Complete step-by-step answer:

$\dfrac{\sin m\theta }{\cos m\theta }+\dfrac{\cos n\theta }{\sin n\theta }=0$

Now, taking L.C.M of denominators of both fractions, we get

$\dfrac{\sin m\theta \sin n\theta +\cos n\theta \cos m\theta }{\cos m\theta \sin n\theta }=\dfrac{0}{1}$

On cross-multiplying the above equation, we get

$\begin{align}

  & \sin m\theta \sin n\theta +\cos n\theta \operatorname{cosm}\theta =0 \\

 & \Rightarrow \cos n\theta \operatorname{cosm}\theta +\operatorname{sinn}\theta \operatorname{sinm}\theta =0...............\left( iv \right) \\

\end{align}$

As we know the trigonometric identity of $\cos \left( A+B \right)$ is given as

$\cos \left( A+B \right)=\cos A\cos B-\sin A\sin B..............\left( v \right)$

Now, we can compare the equation (iv) with the right-hand side of the equation (v). So, we get

$A=n\theta $ and $B=m\theta $

So, we can re-write the equation (iv) as

$\begin{align}

  & \cos \left( n\theta -m\theta \right) \\

 & \Rightarrow \cos \left( n-m \right)\theta =0...............\left( vi \right) \\

\end{align}$

Now, we know the general solution of $\cos x=0$ can be given as

\[x=\left( 2N+1 \right)\dfrac{\pi }{2}....................\left( vii \right)\]
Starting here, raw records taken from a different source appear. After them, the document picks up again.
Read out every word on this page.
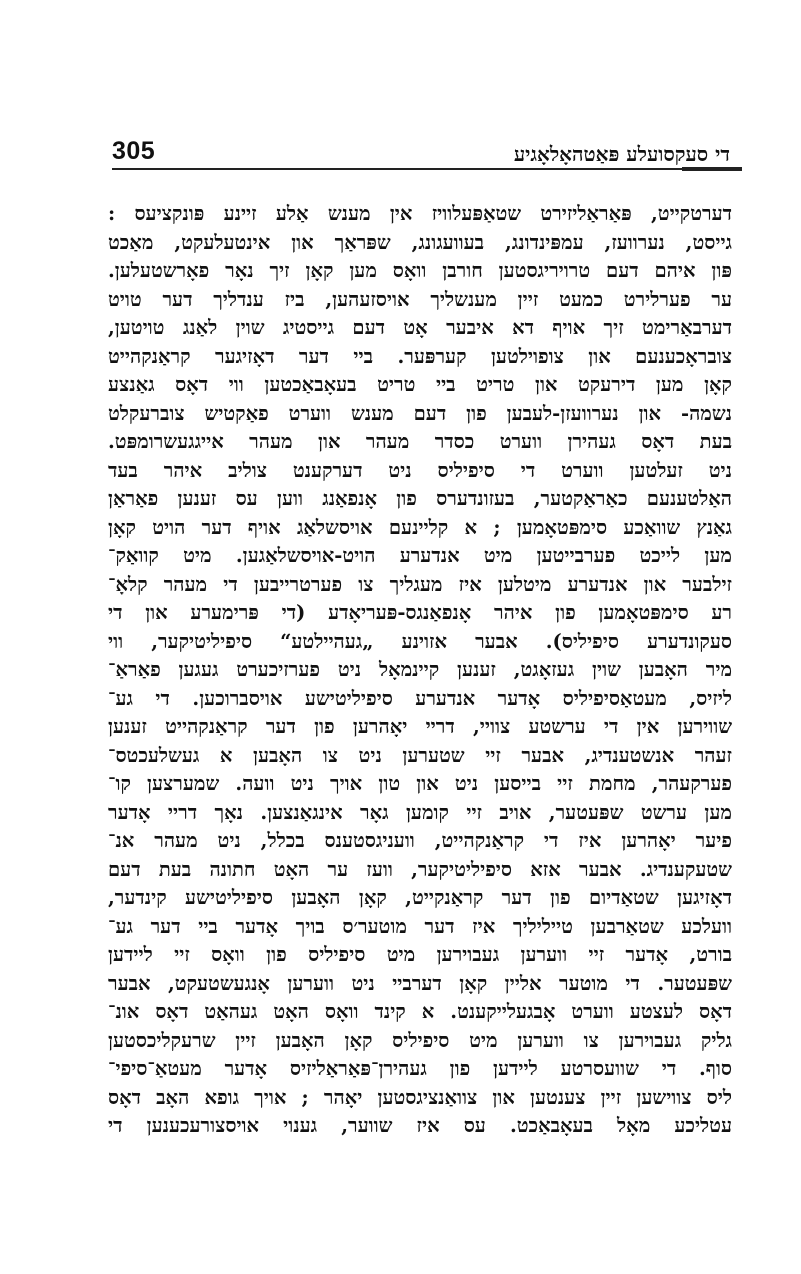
305	די סעקסועלע פּאַטהאָלאָגיע
דערטקייט, פּאַראַליזירט שטאַפּעלוויז אין מענש אַלע זיינע פּונקציעס :
גייסט, נערוועז, עמפּינדונג, בעוועגונג, שפּראַך און אינטעלעקט, מאַכט
פּון איהם דעם טרויריגסטען חורבן וואָס מען קאָן זיך נאָר פאָרשטעלען.
ער פערלירט כמעט זיין מענשליך אויסזעהען, ביז ענדליך דער טויט
דערבאַרימט זיך אויף דא איבער אָט דעם גייסטיג שוין לאַנג טויטען,
צובראָכענעם און צופוילטען קערפּער. ביי דער דאָזיגער קראַנקהייט
קאָן מען דירעקט און טריט ביי טריט בעאָבאַכטען ווי דאָס גאַנצע
נשמה- און נערוועזן-לעבען פון דעם מענש ווערט פאַקטיש צוברעקלט
בעת דאָס געהירן ווערט כסדר מעהר און מעהר אייגגעשרומפּט.
ניט זעלטען ווערט די סיפיליס ניט דערקענט צוליב איהר בעד
האַלטענעם כאַראַקטער, בעזונדערס פון אָנפאַנג ווען עס זענען פאַראַן
גאַנץ שוואַכע סימפּטאָמען ; א קליינעם אויסשלאַג אויף דער הויט קאָן
מען לייכט פערבייטען מיט אנדערע הויט-אויסשלאַגען. מיט קוואַק־
זילבער און אנדערע מיטלען איז מעגליך צו פערטרייבען די מעהר קלאָ־
רע סימפּטאָמען פון איהר אָנפאַנגס-פּעריאָדע (די פּרימערע און די
סעקונדערע סיפיליס). אבער אזוינע „געהיילטע“ סיפיליטיקער, ווי
מיר האָבען שוין געזאָגט, זענען קיינמאָל ניט פערזיכערט געגען פאַראַ־
ליזיס, מעטאַסיפיליס אָדער אנדערע סיפיליטישע אויסברוכען. די גע־
שווירען אין די ערשטע צוויי, דריי יאָהרען פון דער קראַנקהייט זענען
זעהר אנשטענדיג, אבער זיי שטערען ניט צו האָבען א געשלעכטס־
פערקעהר, מחמת זיי בייסען ניט און טון אויך ניט וועה. שמערצען קו־
מען ערשט שפּעטער, אויב זיי קומען גאָר אינגאַנצען. נאָך דריי אָדער
פיער יאָהרען איז די קראַנקהייט, וועניגסטענס בכלל, ניט מעהר אנ־
שטעקענדיג. אבער אזא סיפיליטיקער, וועז ער האָט חתונה בעת דעם
דאָזיגען שטאַדיום פון דער קראַנקייט, קאָן האָבען סיפיליטישע קינדער,
וועלכע שטאַרבען טייליליך איז דער מוטער׳ס בויך אָדער ביי דער גע־
בורט, אָדער זיי ווערען געבוירען מיט סיפיליס פון וואָס זיי ליידען
שפּעטער. די מוטער אליין קאָן דערביי ניט ווערען אָנגעשטעקט, אבער
דאָס לעצטע ווערט אָבגעלייקענט. א קינד וואָס האָט געהאַט דאָס אונ־
גליק געבוירען צו ווערען מיט סיפיליס קאָן האָבען זיין שרעקליכסטען
סוף. די שוועסרטע ליידען פון געהירן־פּאַראַליזיס אָדער מעטאַ־סיפי־
ליס צווישען זיין צענטען און צוואַנציגסטען יאָהר ; אויך גופא האָב דאָס
עטליכע מאָל בעאָבאַכט. עס איז שווער, גענוי אויסצורעכענען די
So, the general solution of the equation (vi) with the help of above equation can be given as

$\begin{align}

  & n\theta -m\theta =\dfrac{\left( 2N+1 \right)\pi }{2} \\

 & \theta =\dfrac{\left( 2N+1 \right)\pi }{2\left( n-m \right)} \\

\end{align}$

where, $N\in Z$

Hence, the general solution of the given equation in the problem is given as $\theta =\dfrac{\left( 2N+1 \right)\pi }{2\left( n-m \right)}$ , where $n\in Z$.
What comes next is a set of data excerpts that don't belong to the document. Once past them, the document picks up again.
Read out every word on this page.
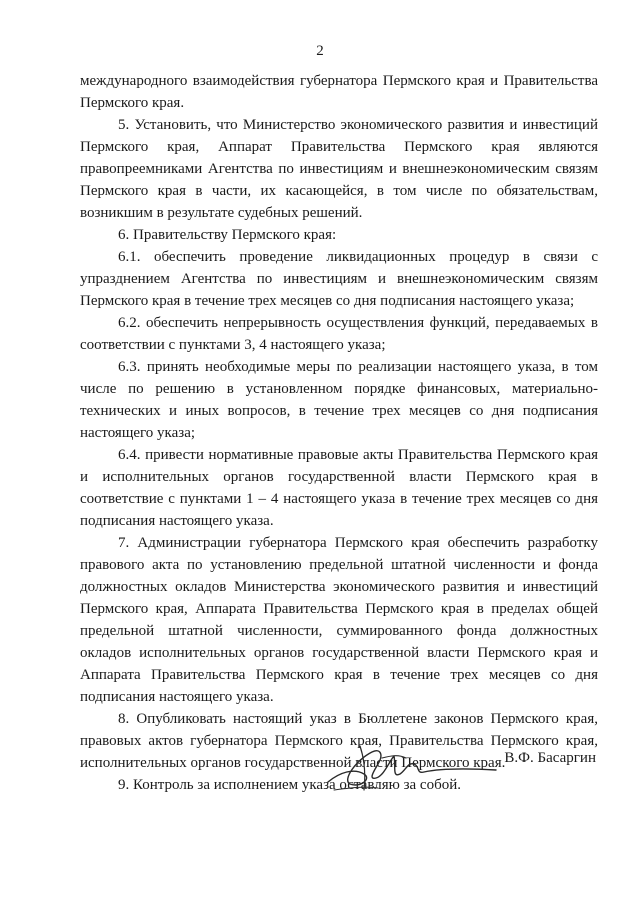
2

международного взаимодействия губернатора Пермского края и Правительства Пермского края.

5. Установить, что Министерство экономического развития и инвестиций Пермского края, Аппарат Правительства Пермского края являются правопреемниками Агентства по инвестициям и внешнеэкономическим связям Пермского края в части, их касающейся, в том числе по обязательствам, возникшим в результате судебных решений.

6. Правительству Пермского края:

6.1. обеспечить проведение ликвидационных процедур в связи с упразднением Агентства по инвестициям и внешнеэкономическим связям Пермского края в течение трех месяцев со дня подписания настоящего указа;

6.2. обеспечить непрерывность осуществления функций, передаваемых в соответствии с пунктами 3, 4 настоящего указа;

6.3. принять необходимые меры по реализации настоящего указа, в том числе по решению в установленном порядке финансовых, материально-технических и иных вопросов, в течение трех месяцев со дня подписания настоящего указа;

6.4. привести нормативные правовые акты Правительства Пермского края и исполнительных органов государственной власти Пермского края в соответствие с пунктами 1 – 4 настоящего указа в течение трех месяцев со дня подписания настоящего указа.

7. Администрации губернатора Пермского края обеспечить разработку правового акта по установлению предельной штатной численности и фонда должностных окладов Министерства экономического развития и инвестиций Пермского края, Аппарата Правительства Пермского края в пределах общей предельной штатной численности, суммированного фонда должностных окладов исполнительных органов государственной власти Пермского края и Аппарата Правительства Пермского края в течение трех месяцев со дня подписания настоящего указа.

8. Опубликовать настоящий указ в Бюллетене законов Пермского края, правовых актов губернатора Пермского края, Правительства Пермского края, исполнительных органов государственной власти Пермского края.

9. Контроль за исполнением указа оставляю за собой.

В.Ф. Басаргин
So, we can put ‘n’ as integers to get the required solutions.

Note: Another approach to get general solution for the given expression would be

$\begin{align}

  & \tan m\theta +\cot n\theta =0 \\

 & \tan m\theta =-\cot n\theta \\

 & \tan m\theta =\tan \left( \dfrac{\pi }{2}+n\theta \right) \\

\end{align}$

Now, use the general solution for $\tan x=\tan y$ , which is given as

$\begin{align}

  & x=N\pi +y,N\in Z \\

 & m\theta =n\pi +\dfrac{\pi }{2}+n\theta \\

 & m\theta -n\theta =\left( 2N+1 \right)\dfrac{\pi }{2} \\

 & \theta =\dfrac{\left( 2N+1 \right)\pi }{2\left( m-n \right)} \\

\end{align}$

where, $N\in Z$

One may go wrong if/she uses the solution of equation, $\cos x=0$ as $x=\left( 2n+1 \right)\dfrac{\pi }{2},$ as ‘n’ variable is already involved in the given question, so write the general solution of $\cos x=0$ in terms of any other variable to not confuse yourself. So, take care of it for future reference as well.